Evidentemente que o Moreno ficou um pouco constrangido, afinal, além das risadas abafadas, alguns moleques ensaiaram uma vaia. O casal se achava firme sobre a moto, ele foi acelerando ao passo que soltava a embreagem. Para desespero do Moreno a moto não conseguia arrancar, e foi aí que um mecânico de motos que se achava a curta distância avisou que ele estava desengatada. Somente ai é que ele percebeu a mancada e tentou consertar a saída. Deu algumas aceleradas e engatou a marcha de vez sem apertar a embreagem. A moto subiu bruscamente e saltou à frente alguns metros, chegando a bater na caixa de som, enquanto o casal despencava no chão, para o delírio dos presentes, e preocupação do Babalu e dos componentes da Banda que parou de imediato.

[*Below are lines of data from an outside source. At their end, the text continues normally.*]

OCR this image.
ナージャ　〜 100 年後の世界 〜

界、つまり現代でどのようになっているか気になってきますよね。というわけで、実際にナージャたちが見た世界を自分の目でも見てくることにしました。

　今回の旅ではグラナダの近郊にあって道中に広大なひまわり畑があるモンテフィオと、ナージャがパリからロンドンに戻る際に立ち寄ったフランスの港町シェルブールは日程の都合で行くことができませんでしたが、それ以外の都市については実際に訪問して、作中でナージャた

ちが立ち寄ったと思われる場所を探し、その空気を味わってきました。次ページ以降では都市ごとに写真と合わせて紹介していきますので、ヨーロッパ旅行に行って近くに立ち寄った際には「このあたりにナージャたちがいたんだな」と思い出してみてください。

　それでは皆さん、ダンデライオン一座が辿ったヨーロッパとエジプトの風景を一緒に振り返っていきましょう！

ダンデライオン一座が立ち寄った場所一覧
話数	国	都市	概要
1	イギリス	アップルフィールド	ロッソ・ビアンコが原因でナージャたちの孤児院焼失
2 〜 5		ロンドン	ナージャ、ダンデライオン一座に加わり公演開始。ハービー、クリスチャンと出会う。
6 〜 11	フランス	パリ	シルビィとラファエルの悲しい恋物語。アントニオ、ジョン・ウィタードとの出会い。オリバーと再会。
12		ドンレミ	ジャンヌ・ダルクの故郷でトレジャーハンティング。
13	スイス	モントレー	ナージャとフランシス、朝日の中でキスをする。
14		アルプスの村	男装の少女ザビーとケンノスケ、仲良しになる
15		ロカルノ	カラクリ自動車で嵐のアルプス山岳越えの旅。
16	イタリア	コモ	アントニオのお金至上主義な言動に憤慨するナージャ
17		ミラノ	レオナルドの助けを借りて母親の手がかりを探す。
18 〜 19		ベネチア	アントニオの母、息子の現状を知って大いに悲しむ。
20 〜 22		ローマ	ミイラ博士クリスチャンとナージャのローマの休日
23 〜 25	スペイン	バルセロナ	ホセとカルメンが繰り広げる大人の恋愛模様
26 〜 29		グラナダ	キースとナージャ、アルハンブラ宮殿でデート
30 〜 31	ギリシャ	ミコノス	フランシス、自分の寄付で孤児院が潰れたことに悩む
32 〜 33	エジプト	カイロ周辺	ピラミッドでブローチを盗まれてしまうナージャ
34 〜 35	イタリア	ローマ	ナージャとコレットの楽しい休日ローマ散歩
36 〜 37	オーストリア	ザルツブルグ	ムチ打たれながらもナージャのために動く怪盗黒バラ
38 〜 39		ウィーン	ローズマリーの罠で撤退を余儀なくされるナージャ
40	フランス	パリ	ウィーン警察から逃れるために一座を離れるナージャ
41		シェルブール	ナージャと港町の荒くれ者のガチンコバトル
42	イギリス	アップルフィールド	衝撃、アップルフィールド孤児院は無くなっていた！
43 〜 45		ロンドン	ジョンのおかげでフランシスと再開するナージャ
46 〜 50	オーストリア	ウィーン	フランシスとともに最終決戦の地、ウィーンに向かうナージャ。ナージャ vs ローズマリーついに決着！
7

O Moreno bateu a poeira e foi apanhar a moto sem se preocupar com as escoriações generalizadas que sofrera, no que foi ajudado por um Simão Cirineu contemporâneo. Levantou a moto e fez uma rápida avaliação do seu estado, juntou os pedaços maiores da carenagem, apanhou a placa e somente aí percebeu que era observado por centenas de pares de olhos. Além do prejuízo estava morto de vergonha. Procurou visualizar a Graça para com ela dividir seu constrangimento. Ela porém foi esperta; tão logo caiu, partiu sorrateiramente para refugiar-se atrás de uma banca de ferro que ainda hoje existe na Praça Azul. Ela esperou o Moreno sair e em seguida partiu a pé, nem pegar um mototáxi ela quis, afinal estava completamente traumatizada, e por meses a fio virava o rosto toda vez que via passar uma moto. Ao chegar em casa deparou com o Moreno que contemplava a moto à curta distância e divisou no canto da sala um monte de pedaços do que um dia foi a carenagem. Ele virou-se pra ela sem aparente ressentimento, mesmo assim reclamou da sua falta de solidariedade abandonando-o ao escárnio da massa de ignorantes frequentadores da seresta. Ela limitou-se a dizer que o culpado era a imperícia dele e que tinha levado uma forte pancada na cabeça passado mal no que foi socorrida por uma bondosa senhora moradora da Praça Azul.
Passados os anos, o Moreno é hoje um experiente piloto, proprietário de uma moto seminova, e de quebra de um automóvel Gol. Dizem as más línguas que ele comprou o carro “à força”, nos moldes dos casamentos forçados de que tanto ouvi falar na minha infância, mas aí já é outra história.